Sifat rasa sakitnya bisa sangat beragam: menarik atau tajam, pendek atau berkepanjangan. Terkadang gejalanya mirip dengan radang usus buntu. Jika ini bukan radang usus buntu, maka Anda perlu sedikit menderita sampai rasa sakit hilang sama sekali. Banyak penyakit pada organ dalam bisa memiliki gejala yang sama, sehingga perlu menyingkirkan gangguan lainnya. Hal ini disebabkan oleh fakta bahwa penyakit organ dalam dan sistem tubuh memerlukan diagnosis dan perawatan yang diperlukan, sehingga tidak ada efek samping yang terjadi.
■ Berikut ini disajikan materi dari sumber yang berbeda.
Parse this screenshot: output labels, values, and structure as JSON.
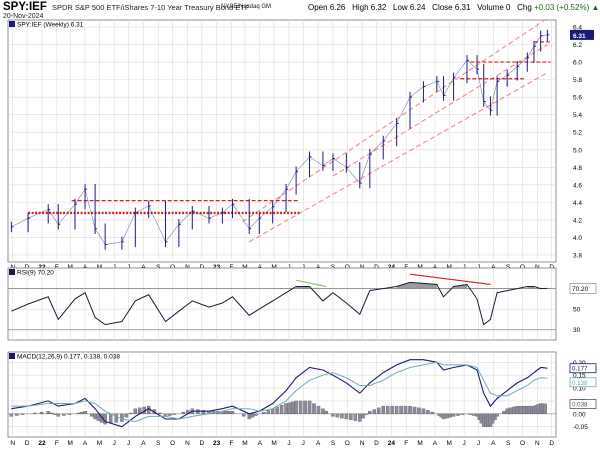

Ada daftar tanda subyektif yang mengindikasikan awalan ovulasi. Sebagai aturan, perut terasa sakit saat ovulasi, dan setelah ovulasi, dada terasa sakit. Terkadang rasa sakit itu rata-rata atau hampir tidak teraba, namun dalam beberapa kasus, pengobatan diperlukan dan berbagai metode untuk mengurangi rasa sakit dicari. Dalam kasus yang jarang terjadi, ada perasaan mual dan muntah. Efektif mengurangi rasa sakit dari kompres hangat, yang melemaskan otot panggul dan menghilangkan kejang di perut bagian bawah. Hal ini juga diperlukan untuk memastikan perdamaian dan mengurangi aktivitas fisik tubuh, yang dapat memperburuk situasi.
Tanda obyektif meliputi munculnya pelepasan dari konsistensi mukus vagina, penurunan suhu rektum pada hari ovulasi. Juga tanda obyektif dari onset ovulasi adalah debit berdarah, yang bisa berlangsung 2-3 hari. Tentu saja, ini bukan menstruasi, ini hanya salah satu akibat pecahnya folikel dan pelepasan telur ke rongga perut.
Tentu saja, ovulasi yang menyakitkan adalah pelanggaran sistem ovarium. Misalnya, penyebab nyeri yang paling umum adalah berbagai proses peradangan pada alat kelamin dan organ kelamin, pelanggaran fungsi adrenal atau sistem endokrin (kerusakan kelenjar pituitari, penyakit tiroid, hormon laki-laki berlebih), situasi stres dan penyakit lainnya. Tapi jauh dari ovulasi yang selalu menyakitkan adalah tanda adanya penyakit atau kelainan, terkadang itu adalah fisiologis dari struktur tubuh wanita, sehingga tidak memerlukan penelitian tambahan dan perawatan lebih lanjut.
Untuk membuat ovulasi yang menyakitkan tidak membawa penderitaan dan ketidaknyamanan, perlu berkonsultasi dengan spesialis berpengalaman yang akan dapat memilih pengobatan optimal yang mengurangi sensasi yang menyakitkan. Terutama konsultasi diperlukan jika rasa sakit dan demam tidak lewat dalam waktu 24 jam. Ini bisa menjadi sinyal adanya pelanggaran dalam pekerjaan tubuh wanita.
Jika Anda bosan dengan ovulasi yang menyakitkan, disarankan untuk menjalani pemeriksaan khusus, dengan bantuan yang secara akurat dapat menentukan penyebab sensasi yang menyakitkan. Sebagai aturan, laparoskopi digunakan, di mana studi organ dalam dilakukan dengan menggunakan tabung tipis yang dimasukkan melalui perut ke rongga perut.